Red Hat initiated CRI-O, an OCI-based (Open Container Initiative) implementation of the Kubernetes Container Runtime Interface, is the latest project voted into the ranks of the Cloud Native Computing Foundation. It will join the organisation as an incubation-level hosted project, and is supposed to graduate the process within the next two years.
To get there, a project needs to adopt the foundation’s code of conduct, complete security audits, receive a best practices badge from the core infrastructure initiative, and define a governance and committer process. It also has to have committers from at least two organisations, and a public list of project adopters.
The former won’t be a problem for CRI-O, since Intel and Suse are on its list of maintainers. It also is part of Red Hat’s enterprise offering OpenShift, so the company probably won’t simply drop it into the foundation and leave them to it.
Those familiar with the cloud native ecosystem and especially other CNCF projects might wonder how it differs from similar runtimes such as containerd or the Docker daemon. In an announcement blog post Red Hat Senior Principal Engineer Vincent Batts offered the narrow scope of the project as its unique selling point, since it for example doesn’t include APIs to build containers, which is meant to help with following the security principle of least privilege.

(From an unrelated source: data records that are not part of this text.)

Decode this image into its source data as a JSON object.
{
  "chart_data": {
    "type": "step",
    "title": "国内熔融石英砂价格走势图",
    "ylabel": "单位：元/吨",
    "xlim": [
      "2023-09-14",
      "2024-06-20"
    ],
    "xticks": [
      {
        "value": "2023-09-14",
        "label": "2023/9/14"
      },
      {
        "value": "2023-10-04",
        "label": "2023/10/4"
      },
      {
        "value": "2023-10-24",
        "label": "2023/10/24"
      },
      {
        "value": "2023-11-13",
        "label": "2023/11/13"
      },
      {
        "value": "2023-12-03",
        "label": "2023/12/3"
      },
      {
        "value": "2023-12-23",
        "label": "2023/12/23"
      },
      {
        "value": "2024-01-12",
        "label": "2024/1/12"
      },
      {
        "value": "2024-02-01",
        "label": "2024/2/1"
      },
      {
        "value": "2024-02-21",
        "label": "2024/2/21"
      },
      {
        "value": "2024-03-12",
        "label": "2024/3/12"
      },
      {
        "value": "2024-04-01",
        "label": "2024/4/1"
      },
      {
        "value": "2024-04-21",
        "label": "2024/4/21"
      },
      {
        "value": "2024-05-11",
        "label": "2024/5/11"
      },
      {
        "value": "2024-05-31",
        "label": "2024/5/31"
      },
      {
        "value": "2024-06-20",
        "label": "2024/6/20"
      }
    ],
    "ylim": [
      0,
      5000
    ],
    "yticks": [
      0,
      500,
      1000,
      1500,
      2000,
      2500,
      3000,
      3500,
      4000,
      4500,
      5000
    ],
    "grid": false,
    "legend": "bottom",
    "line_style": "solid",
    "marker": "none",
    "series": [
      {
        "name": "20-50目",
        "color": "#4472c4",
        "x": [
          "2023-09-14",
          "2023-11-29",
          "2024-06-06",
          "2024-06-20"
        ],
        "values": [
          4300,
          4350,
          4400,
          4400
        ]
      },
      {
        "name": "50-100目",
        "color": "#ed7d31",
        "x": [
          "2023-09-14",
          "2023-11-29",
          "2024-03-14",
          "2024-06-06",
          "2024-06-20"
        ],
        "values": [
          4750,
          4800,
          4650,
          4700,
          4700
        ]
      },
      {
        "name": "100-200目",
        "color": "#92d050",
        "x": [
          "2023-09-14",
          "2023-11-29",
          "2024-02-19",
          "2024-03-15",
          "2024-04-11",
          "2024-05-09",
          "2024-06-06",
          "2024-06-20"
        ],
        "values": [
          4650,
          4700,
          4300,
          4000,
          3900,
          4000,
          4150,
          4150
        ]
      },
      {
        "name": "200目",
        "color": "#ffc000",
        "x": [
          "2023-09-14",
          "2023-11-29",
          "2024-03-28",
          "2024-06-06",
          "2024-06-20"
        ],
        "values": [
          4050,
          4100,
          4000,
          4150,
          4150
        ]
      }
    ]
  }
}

The scope is tied to the scope of the Container Runtime Interface (CRI), which restricts the project to supporting multiple image formats as well as multiple means to download images, container image and process lifecycle management, and monitoring, logging and resource isolation along the CRI’s requirements. CRI-Os purpose is to allow Kubernetes to directly launch and manage OCI containers, using libraries and other OCI projects such as runc and CNI for different tasks. Its release cycle and deprecation policy is the same as Kubernetes’.
The CNCF is part of the Linux Foundation, which tries to foster and sustain open source, vendor-neutral projects of the cloud native computing kind. Projects that have been through the incubation process include monitoring project Prometheus as well as the popular container orchestrator Kubernetes. Only last week the foundation’s technical oversight committee heaved policy engine OPA from the sandbox stage into the incubator.